Duygu Delen, geçen yıl 13 Ağustos’ta, Batıkent Mahallesi’nde, 5 katlı apartmanın 4’üncü katındaki erkek arkadaşı Mehmet K.’ın evinin balkonundan düşerek hayatını kaybetti. K., tartıştığı kız arkadaşının intihar ettiğini ileri sürdü.

Duygu Delen’in cinayete kurban gittiğinin iddia edilmesi üzerine başlatılan soruşturmada gözaltına alınan K., ‘kasten öldürme’, ‘cinsel istismar’, ‘yağma’ ve ‘hakaret’ suçlamasıyla tutuklandı. Yaklaşık 1 yıl boyunca tutuklu yargılanan K., 6 ay önceki duruşmada ‘ev hapsi’ şartıyla tahliye edildi, ancak başsavcılığın itirazının ardından yeniden gözaltına alınarak tutuklandı.

Daha önce 3 ayrı raporun hazırlandığı ve tarafların çelişkili bulduğu için itiraz ettiği Duygu Delen’in ölümüne ilişkin yargılamayı yapan 10’uncu Ağır Ceza Mahkemesi, Adli Tıp Üçüncü Üst Kurulu’ndan detaylı rapor talebinde bulundu.
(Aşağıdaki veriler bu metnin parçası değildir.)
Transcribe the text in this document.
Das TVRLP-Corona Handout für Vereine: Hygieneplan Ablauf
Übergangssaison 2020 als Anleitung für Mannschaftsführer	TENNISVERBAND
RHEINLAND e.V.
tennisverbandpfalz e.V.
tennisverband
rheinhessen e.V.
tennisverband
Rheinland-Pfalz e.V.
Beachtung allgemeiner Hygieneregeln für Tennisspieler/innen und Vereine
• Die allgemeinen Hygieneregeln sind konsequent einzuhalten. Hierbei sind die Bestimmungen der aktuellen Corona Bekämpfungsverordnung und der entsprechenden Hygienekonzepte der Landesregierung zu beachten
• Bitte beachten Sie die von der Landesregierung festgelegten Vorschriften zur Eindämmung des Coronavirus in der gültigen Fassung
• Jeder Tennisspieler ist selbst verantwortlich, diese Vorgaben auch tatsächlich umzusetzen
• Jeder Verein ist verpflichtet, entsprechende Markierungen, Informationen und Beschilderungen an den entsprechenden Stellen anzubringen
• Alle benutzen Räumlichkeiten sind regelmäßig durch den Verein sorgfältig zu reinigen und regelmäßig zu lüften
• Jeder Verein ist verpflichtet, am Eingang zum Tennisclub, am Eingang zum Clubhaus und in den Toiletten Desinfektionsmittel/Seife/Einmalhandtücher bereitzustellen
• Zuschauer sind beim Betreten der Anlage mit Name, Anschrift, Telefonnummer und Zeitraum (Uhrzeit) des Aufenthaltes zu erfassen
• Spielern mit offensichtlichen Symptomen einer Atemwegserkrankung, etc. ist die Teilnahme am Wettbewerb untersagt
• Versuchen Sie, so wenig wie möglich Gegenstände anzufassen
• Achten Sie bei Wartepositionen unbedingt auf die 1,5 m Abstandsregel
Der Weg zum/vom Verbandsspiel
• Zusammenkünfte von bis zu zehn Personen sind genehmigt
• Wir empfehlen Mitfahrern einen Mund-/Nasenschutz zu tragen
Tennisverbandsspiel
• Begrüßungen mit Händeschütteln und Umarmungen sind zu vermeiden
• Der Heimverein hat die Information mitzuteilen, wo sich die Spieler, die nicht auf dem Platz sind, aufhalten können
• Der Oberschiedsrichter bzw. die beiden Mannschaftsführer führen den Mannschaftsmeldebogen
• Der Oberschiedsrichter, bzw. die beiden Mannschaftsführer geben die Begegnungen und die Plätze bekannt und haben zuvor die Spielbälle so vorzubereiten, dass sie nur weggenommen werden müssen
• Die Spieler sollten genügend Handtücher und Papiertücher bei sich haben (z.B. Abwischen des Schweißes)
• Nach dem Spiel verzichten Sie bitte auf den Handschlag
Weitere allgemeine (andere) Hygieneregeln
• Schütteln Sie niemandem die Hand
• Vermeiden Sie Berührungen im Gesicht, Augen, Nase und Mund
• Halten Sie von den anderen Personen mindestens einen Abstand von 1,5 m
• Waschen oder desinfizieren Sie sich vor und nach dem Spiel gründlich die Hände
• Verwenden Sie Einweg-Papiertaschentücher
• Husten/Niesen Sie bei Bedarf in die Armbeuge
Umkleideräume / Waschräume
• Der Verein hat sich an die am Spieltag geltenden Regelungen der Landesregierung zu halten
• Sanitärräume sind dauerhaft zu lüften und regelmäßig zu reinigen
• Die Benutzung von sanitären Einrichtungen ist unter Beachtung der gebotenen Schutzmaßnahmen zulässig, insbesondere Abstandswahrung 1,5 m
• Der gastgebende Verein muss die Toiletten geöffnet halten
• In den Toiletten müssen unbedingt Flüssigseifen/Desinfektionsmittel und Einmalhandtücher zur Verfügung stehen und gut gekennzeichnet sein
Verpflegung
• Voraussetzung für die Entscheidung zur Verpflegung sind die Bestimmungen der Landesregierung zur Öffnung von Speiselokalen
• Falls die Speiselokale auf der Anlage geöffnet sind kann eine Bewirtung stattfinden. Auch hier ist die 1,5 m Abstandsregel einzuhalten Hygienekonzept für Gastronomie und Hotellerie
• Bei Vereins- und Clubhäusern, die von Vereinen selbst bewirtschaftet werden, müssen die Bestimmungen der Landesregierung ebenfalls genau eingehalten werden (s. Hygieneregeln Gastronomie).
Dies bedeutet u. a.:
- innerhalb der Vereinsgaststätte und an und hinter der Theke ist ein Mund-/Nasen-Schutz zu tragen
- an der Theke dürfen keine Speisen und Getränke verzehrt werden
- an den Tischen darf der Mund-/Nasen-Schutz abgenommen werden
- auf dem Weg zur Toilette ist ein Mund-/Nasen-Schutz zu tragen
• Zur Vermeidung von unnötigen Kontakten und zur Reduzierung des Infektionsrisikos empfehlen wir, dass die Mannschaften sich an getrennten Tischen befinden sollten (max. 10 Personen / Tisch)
Adli Tıp Kurumu’ndan beklenen rapor, cuma günü mahkeme ulaştı. Olayın anlatıldığı raporun sonuç kısmında ise ilginç bilgilere yer verildi. Adli ve tıbbi belgelerin Adli Tıp Üçüncü Üst Kurulu’nca yeniden değerlendirildiği belirtilen raporda; Duygu Delen’in ölümünün yüksekten düşme ile gerçekleştiği belirtilerek, “Yüksekten düşme eylemi öncesi ayrıca künt bir travmaya maruz kalıp kalmadığı, yüksekten düşme eyleminin kendi iradesi ile mi yoksa bir başkasının etkisi ile mi meydana geldiğinin mevcut verilerle bilinemedi” denildi.

‘DUYGU DÜŞERKEN CANLIYDI, EVDEKİ KANLAR MEHMET K.’A AİT’

Raporda, daha önce şiddete maruz kaldığı için Delen’in kol ve bacaklarında oluşan izlerin ise yüksekten düşme sonrasında zemine çarpmanın etkisi ile oluşabilecek nitelikte olduğu vurgulanarak,
“Çocuğun hangi pozisyonda düşmeye başladığının mevcut verilerle bilinemediği, olayın gerçekleştiği dairenin bir alt katında bulunan çamaşır tellerine temas nedeniyle düşüş pozisyonunda değişiklik meydana gelebileceği değerlendirmiştir.

Dava dosyasında mevcut tıbbi belgeler ve otopsisinden elde edilen bulgular dikkate alındığında, çocuğun düşme esnasında canlı olduğu, bilinç durumunun mevcut verilerle bilinememektedir” ifadelerine yer verildi.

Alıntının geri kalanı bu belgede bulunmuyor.